Speaker
Description
Next-generation cosmological surveys — LSST, Euclid, Roman — will be limited not by statistical power but by systematic uncertainties rooted in our understanding of galaxy populations. Photometric redshift calibration, intrinsic alignments, and baryonic effects on the matter power spectrum are all manifestations of the same underlying problem: cosmological inference requires an accurate model of the galaxy population and its evolution. I will present pop-cosmos, a simulation-based inference framework that learns the joint distribution of galaxy properties — redshift, stellar mass, star formation history, dust, metallicity, and black hole activity — from deep multiwavelength photometric data.
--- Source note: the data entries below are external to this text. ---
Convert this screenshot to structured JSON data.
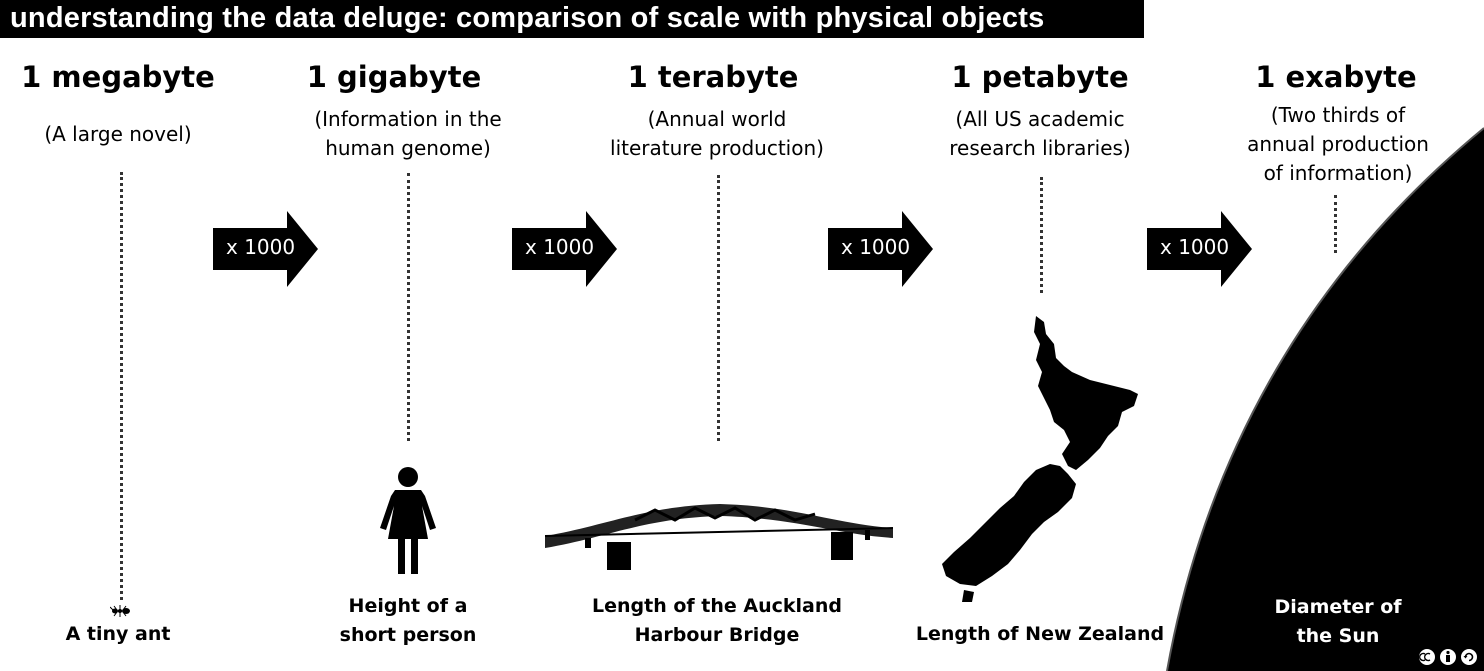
{
  "title": "understanding the data deluge: comparison of scale with physical objects",
  "multiplier_label": "x 1000",
  "columns": [
    {
      "unit": "1 megabyte",
      "description": [
        "(A large novel)"
      ],
      "caption": [
        "A tiny ant"
      ],
      "object_icon": "ant-icon"
    },
    {
      "unit": "1 gigabyte",
      "description": [
        "(Information in the",
        "human genome)"
      ],
      "caption": [
        "Height of a",
        "short person"
      ],
      "object_icon": "person-icon"
    },
    {
      "unit": "1 terabyte",
      "description": [
        "(Annual world",
        "literature production)"
      ],
      "caption": [
        "Length of the Auckland",
        "Harbour Bridge"
      ],
      "object_icon": "bridge-icon"
    },
    {
      "unit": "1 petabyte",
      "description": [
        "(All US academic",
        "research libraries)"
      ],
      "caption": [
        "Length of New Zealand"
      ],
      "object_icon": "new-zealand-map-icon"
    },
    {
      "unit": "1 exabyte",
      "description": [
        "(Two thirds of",
        "annual production",
        "of information)"
      ],
      "caption": [
        "Diameter of",
        "the Sun"
      ],
      "object_icon": "sun-icon"
    }
  ],
  "license_icon": "creative-commons-by-sa-icon"
}
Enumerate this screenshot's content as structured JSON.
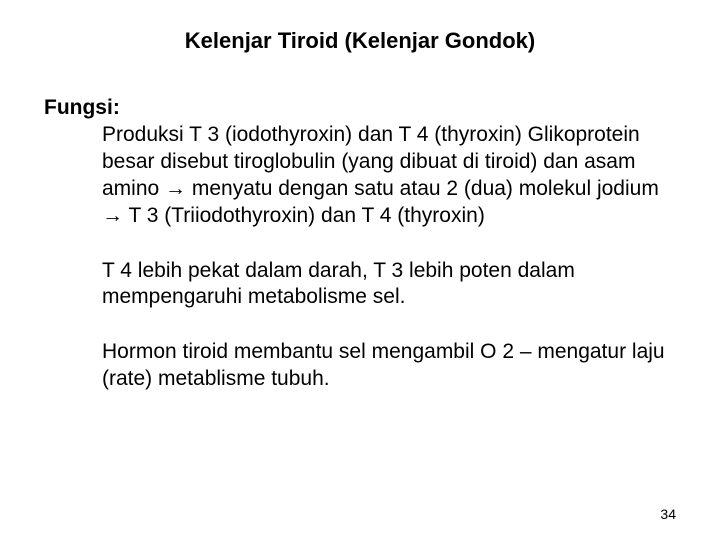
{
  "title": "Kelenjar Tiroid  (Kelenjar Gondok)",
  "section_label": "Fungsi:",
  "para1_a": "Produksi T 3 (iodothyroxin)  dan T 4 (thyroxin) Glikoprotein besar disebut  tiroglobulin (yang dibuat di tiroid) dan asam amino ",
  "arrow1": "→",
  "para1_b": " menyatu dengan satu atau 2 (dua) molekul jodium ",
  "arrow2": "→",
  "para1_c": " T 3 (Triiodothyroxin) dan T 4 (thyroxin)",
  "para2": "T 4 lebih pekat dalam darah, T 3 lebih poten dalam mempengaruhi metabolisme sel.",
  "para3": "Hormon tiroid membantu sel mengambil O 2 – mengatur laju (rate) metablisme tubuh.",
  "page_number": "34"
}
The resulting generative model simultaneously delivers calibrated redshift distributions for weak lensing tomography, enables physically-motivated sample selection that mitigates intrinsic alignment contamination and unlocks multi-tracer clustering analyses, and provides improved Type Ia supernova standardisation through host galaxy property inference. It also reveals the astrophysical processes — including black-hole-driven feedback and the cessation of star formation — that shape the very populations we use as cosmological tracers. I will show applications spanning the Kilo-Degree Survey, DESI, the Zwicky Transient Facility, and COSMOS-Web, illustrating how a unified model of galaxy evolution connects to the next generation of cosmological constraints.